Tell us an interesting random fact you stumbled across (Part 1)

And both bells, Liberty and Big Ben, were made by the same company.

Good information, now I know where I won’t buy my next giant bell…

Are they still in business?

Their Wikipedia article uses “was” instead of “is.” However, it’s not clear when they stopped operations, nor what the status of its purchase by an investment firm is.

It says :-

The foundry closed on 12 June 2017, after nearly 450 years of bell-making and 250 years at its Whitechapel site

Yes, I was sad to see recently that they had gone out of business.

Long story, but my wife and I had a memorable visit there in the '80s, on our honeymoon. The “lads” took us out to their favorite pub, the Pride of Spitalfields, and we got thoroughly drunk. Had to hold each other up on our way back to the Tube.

Never ask for whom the bell tolls.

If you’re shopping over here you’re going to struggle to buy a bell at all - bell founding is a critically endangered craft.

Bell founding

The casting of bells for use in churches, clocks and public buildings. Also includes the casting of musical handbells, cup bells, ships bells, handled bells and clock bells.

Status Critically endangered

And regarding the Whitechapel Bell Foundry

The Whitechapel Bell Foundry premises were sold, and casting under the Whitechapel name was transferred to Westley Group Ltd. Whites of Appleton Ltd bell hangers purchased pattern equipment to continue making Whitechapel components and a new tuning machine which enables them to offer a high standard of tuning to church bells.
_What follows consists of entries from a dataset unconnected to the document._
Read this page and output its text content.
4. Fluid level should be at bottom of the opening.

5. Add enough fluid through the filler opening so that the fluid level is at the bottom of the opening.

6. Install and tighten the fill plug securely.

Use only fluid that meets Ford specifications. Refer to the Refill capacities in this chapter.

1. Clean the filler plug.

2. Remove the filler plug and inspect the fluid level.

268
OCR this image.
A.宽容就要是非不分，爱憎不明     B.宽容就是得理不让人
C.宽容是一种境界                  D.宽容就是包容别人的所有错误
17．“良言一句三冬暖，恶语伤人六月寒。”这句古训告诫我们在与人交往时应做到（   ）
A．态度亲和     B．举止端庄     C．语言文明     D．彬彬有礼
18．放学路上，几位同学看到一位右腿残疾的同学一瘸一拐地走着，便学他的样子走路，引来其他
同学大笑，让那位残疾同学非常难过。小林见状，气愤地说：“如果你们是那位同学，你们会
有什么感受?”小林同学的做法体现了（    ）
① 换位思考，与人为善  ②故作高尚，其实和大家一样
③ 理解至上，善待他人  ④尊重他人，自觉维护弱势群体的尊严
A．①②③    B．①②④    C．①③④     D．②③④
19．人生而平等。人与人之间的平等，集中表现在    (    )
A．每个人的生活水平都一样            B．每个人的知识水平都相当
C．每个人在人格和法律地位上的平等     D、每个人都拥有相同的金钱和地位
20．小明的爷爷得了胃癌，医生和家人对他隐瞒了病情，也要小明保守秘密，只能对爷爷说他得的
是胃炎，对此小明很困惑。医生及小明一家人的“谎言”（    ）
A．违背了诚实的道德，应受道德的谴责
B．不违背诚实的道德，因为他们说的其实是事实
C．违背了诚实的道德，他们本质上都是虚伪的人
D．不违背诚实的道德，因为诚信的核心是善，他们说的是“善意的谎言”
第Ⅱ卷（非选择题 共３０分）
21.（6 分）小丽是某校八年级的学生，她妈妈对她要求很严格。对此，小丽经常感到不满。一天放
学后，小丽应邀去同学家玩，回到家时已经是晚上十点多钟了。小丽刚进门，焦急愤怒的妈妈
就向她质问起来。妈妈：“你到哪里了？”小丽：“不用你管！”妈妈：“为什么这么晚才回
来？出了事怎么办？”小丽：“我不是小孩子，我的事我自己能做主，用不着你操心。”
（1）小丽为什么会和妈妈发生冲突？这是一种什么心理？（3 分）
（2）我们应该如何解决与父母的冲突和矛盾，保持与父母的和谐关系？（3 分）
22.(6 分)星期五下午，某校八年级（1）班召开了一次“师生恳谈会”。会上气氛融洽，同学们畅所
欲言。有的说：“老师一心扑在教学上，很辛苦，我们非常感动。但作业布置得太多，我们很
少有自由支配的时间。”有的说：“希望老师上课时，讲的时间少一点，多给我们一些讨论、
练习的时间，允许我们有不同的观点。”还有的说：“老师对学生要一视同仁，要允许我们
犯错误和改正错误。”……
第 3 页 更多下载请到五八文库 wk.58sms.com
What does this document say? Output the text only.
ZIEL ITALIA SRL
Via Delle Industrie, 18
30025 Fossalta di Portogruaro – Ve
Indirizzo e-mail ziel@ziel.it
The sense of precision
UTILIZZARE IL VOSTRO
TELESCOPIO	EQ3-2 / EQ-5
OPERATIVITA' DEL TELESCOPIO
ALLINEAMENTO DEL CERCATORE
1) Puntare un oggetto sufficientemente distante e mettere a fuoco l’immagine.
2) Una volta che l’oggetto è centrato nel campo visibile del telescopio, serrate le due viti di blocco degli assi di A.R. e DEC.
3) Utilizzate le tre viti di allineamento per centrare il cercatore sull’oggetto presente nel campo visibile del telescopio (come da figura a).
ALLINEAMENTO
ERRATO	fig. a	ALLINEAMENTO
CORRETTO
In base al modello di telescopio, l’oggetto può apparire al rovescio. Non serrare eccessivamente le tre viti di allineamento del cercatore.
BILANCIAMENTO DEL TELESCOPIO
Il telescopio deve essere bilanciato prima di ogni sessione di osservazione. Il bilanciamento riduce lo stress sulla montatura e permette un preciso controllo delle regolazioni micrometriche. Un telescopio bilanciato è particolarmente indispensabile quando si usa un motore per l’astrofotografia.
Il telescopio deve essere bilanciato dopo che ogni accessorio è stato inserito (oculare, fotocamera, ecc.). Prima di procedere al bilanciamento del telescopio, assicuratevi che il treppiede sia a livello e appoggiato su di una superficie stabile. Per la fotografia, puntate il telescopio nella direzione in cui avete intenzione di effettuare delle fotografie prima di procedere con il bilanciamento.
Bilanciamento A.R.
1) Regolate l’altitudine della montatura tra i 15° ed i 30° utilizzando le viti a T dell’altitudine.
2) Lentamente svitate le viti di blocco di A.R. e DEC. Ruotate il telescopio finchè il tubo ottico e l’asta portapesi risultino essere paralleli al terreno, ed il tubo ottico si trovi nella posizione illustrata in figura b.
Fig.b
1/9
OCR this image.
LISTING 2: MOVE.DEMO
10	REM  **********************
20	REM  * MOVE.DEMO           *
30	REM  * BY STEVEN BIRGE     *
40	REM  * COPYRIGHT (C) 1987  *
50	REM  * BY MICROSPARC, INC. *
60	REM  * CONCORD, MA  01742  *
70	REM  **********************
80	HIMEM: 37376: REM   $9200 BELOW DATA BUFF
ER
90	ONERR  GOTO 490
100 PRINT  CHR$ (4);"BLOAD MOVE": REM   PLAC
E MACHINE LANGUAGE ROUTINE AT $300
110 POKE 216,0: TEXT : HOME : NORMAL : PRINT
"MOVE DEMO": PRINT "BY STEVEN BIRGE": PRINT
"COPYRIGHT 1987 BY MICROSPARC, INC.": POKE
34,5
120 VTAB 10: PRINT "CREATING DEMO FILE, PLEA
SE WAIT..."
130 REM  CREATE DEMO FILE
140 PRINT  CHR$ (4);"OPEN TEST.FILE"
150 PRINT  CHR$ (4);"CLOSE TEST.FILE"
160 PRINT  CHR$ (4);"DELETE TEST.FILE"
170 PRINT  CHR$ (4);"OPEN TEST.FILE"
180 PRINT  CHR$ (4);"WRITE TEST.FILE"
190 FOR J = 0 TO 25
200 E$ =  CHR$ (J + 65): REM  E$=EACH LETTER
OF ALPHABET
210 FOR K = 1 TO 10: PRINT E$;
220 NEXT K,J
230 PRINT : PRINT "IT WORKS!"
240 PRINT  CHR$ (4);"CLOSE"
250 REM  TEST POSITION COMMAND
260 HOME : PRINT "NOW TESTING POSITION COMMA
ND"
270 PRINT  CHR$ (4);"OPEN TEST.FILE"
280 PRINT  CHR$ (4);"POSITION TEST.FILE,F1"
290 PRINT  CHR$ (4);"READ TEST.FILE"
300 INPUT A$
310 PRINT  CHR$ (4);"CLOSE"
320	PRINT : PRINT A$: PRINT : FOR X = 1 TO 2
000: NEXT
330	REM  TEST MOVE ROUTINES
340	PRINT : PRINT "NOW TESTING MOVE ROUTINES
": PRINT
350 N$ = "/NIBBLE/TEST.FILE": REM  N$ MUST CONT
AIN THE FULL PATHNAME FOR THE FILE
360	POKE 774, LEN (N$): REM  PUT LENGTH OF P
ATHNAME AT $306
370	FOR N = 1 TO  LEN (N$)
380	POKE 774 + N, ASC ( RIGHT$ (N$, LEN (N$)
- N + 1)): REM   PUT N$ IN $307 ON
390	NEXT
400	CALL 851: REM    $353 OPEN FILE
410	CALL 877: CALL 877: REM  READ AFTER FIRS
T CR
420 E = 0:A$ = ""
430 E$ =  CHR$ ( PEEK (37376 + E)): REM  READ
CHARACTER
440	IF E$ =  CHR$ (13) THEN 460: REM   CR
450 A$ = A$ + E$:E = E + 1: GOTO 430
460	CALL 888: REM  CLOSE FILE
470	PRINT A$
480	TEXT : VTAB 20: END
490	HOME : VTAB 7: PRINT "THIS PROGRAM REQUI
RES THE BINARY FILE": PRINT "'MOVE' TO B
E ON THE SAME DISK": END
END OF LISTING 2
Whitechapel musical handbells are available to purchase from Bells of Whitechapel Ltd, along with the entire range of Whitechapel presentation bells, door bells, bracket bells and ships bells, all of which continue to be cast and finished in London.

So spares for the Liberty bell (etc) may be obtainable.*

Those two quotes taken from:

(This is the 2023 list, despite the date given in the panel above. I think I’ve linked to it in this thread before - it has more interesting random facts than you could shake a stick at. Rabbit Hole Warning.)

j

* - I’m not being entirely serious.

That was the problem:

Rabbit Hole challenge accepted.

I recall a story from the 70’s, when a recreation of a Medieval English village was being constructed, and they had to recruit a team of Japanese thatchers. Things haven’t improved.

Hand-blown sheet glass is still done in Germany. Mostly colored, with swirly Abstract Expressionist-looking designs. A healthy young person stands over a trench a blows a glass bubble, which gravity causes to become a tube. The blower and an assistant slice the tube lengthways over an iron tabletop to create a sheet. Most sheet glass was made like this until Sir Alastair Pilkington invented the process of pulling molten glass out along the surface of a tin bath.

The endangered scissors-maker craft was surprising, after seeing this video of the high-end Sheffield factory.

Admirable pluck!

j

I stumbled on the page of this fellow: Revilo P. Oliver. Odious anti-semite, but the fact that his name is a palindrome that has been handed down in his family is interesting. I pity all of the normal Revilos out there who must labor under the name.

Copied from reddit

Victorians had three things on the dinner table, the way we have salt and pepper. Two were a salt cellar and a white or black pepper shaker. No one knows what the third was. It was so ubiquitous in the Victorian age that they didn’t name it or talk about it in diaries, recipes, house keeping journals, etc. It’s usually a small square box-shaped porcelain thing, usually with a lid. Our best guess is that it’s powdered mustard. It’s possible that different families used it for different things.

I see these on dining room tables in old movies. Never could tell what went into each bottle

I don’t think Reddit is correct here. One, the Victorians wrote endlessly about table settings, in mind-numbing detail. It’s simply not credible that they failed to mention something. Two, the box as described here might well be used for butter, which is pretty standard but not at all mysterious. (Why would you have powdered mustard at the table? It’s more of an ingredient.)

no, their… no-questions-asked-lifetime-guarantee… was murder

Without looking at videos, I assume that “Big Ben”, and its associated bells, are fixed in position, since they are rung by a tap on the outside (rather than by a clapper on the inside).

Wikipedia provides the following:

12 August 1949: The clock slowed by four and a half minutes after a flock of starlings perched on the minute hand.

New Year’s Eve 1962: The clock slowed due to heavy snow and ice on the hands, causing the pendulum to detach from the clockwork, as it is designed to do in such circumstances, to avoid serious damage elsewhere in the mechanism – the pendulum continuing to swing freely. Thus, it chimed-in the 1963 new year nine minutes late.

I’ll lay odds that two of those are for oil and vinegar

TIL I somehow learned about pebble-mound mice. They sound charming and slightly fictional!

You wouldn’t - you’d use the pot for made mustard.